USDJPY Fundamental Analysis – 3-June-2024
The Japanese yen recently weakened past $157 (USD/JPY), approaching its lowest monthly level. This decline is due to a rebound in risk assets and a drop in global bond yields, which reduced the yen’s appeal as a haven.
A significant interest rate gap between the US and Japan kept the yen under pressure. Investors find the carry trade, where they borrow in yen to invest in higher-yielding assets elsewhere, desirable.
BOJ Hints at Potential Rate Hike Amid Yen Fall
Last week, Bank of Japan board member Seiji Adachi hinted that the central bank might raise interest rates if a sharp decline in the yen fuels further inflation. Similarly, BOJ Deputy Governor Shinichi Uchida expressed optimism that Japan is nearing the end of its deflation battle, with wages expected to continue rising.

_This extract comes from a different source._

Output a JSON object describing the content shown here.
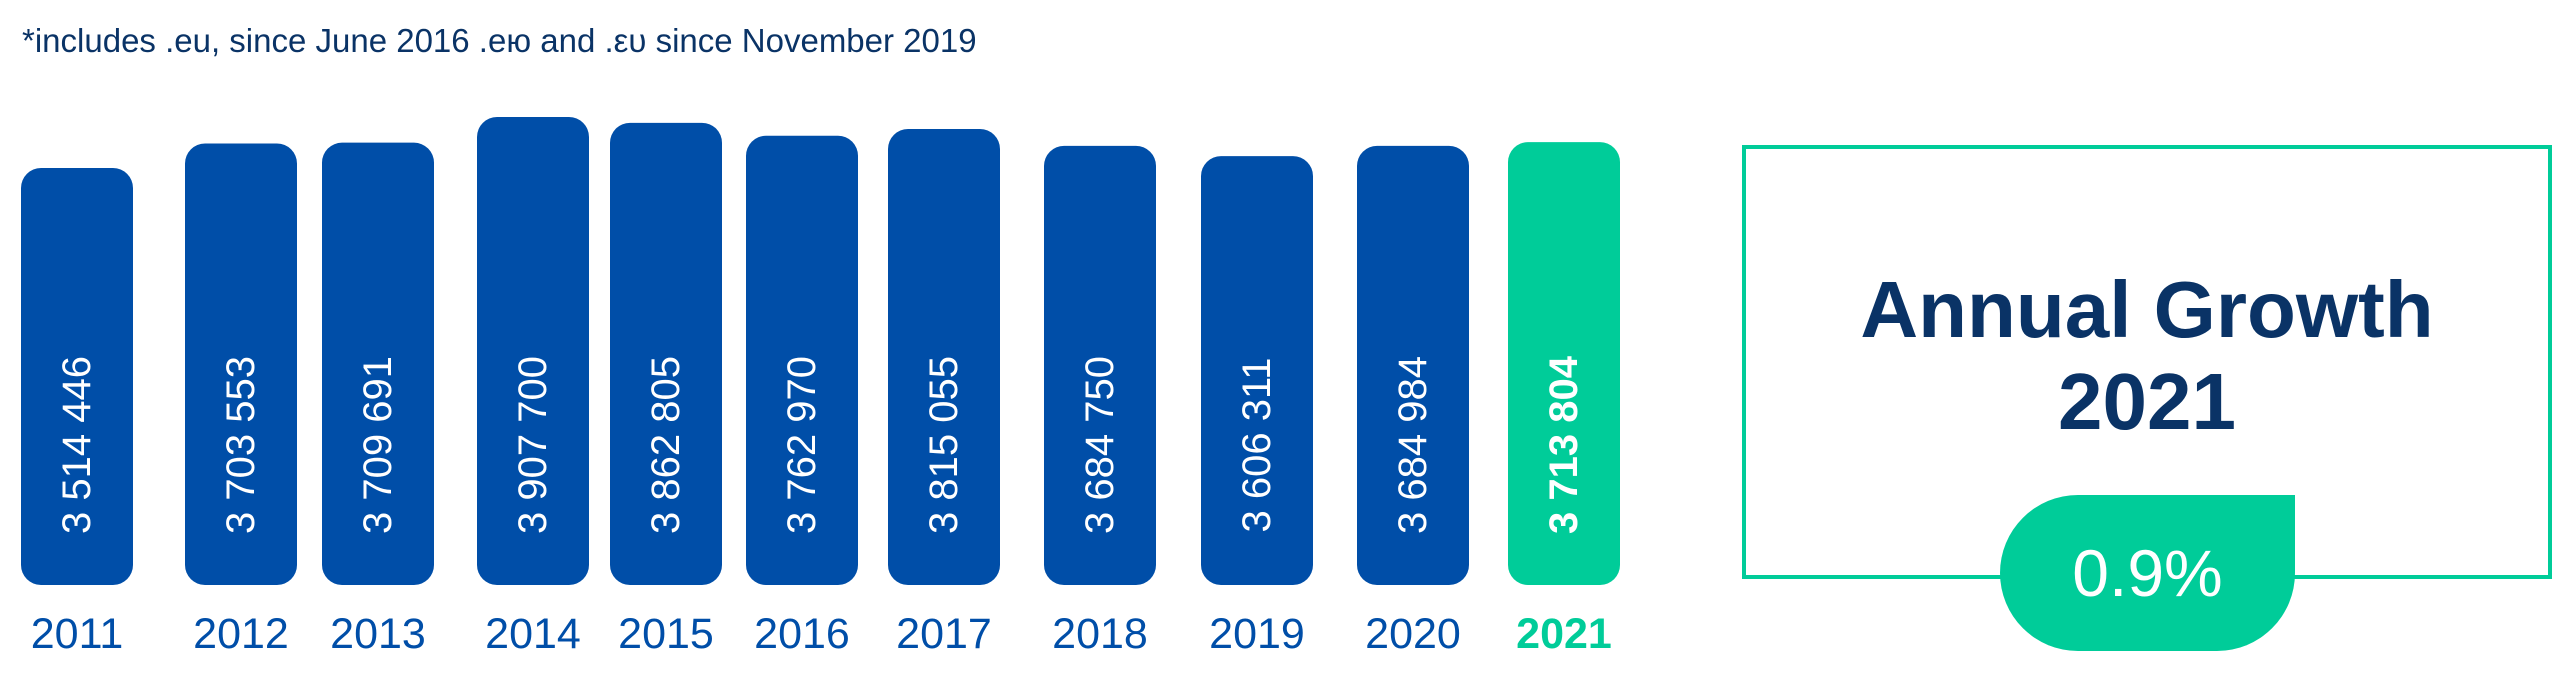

Tokyo Inflation Nears BOJ Target
Recent data supports this outlook. Tokyo’s core inflation rate increased to 1.9% in May from 1.6% in April, remaining just below the BOJ’s 2% target. These developments suggest that while inflation is edging closer to the bank’s goal, ongoing economic adjustments and policy responses will be crucial in stabilizing the yen and managing inflation expectations. Investors and policymakers alike should stay informed to navigate these economic shifts effectively.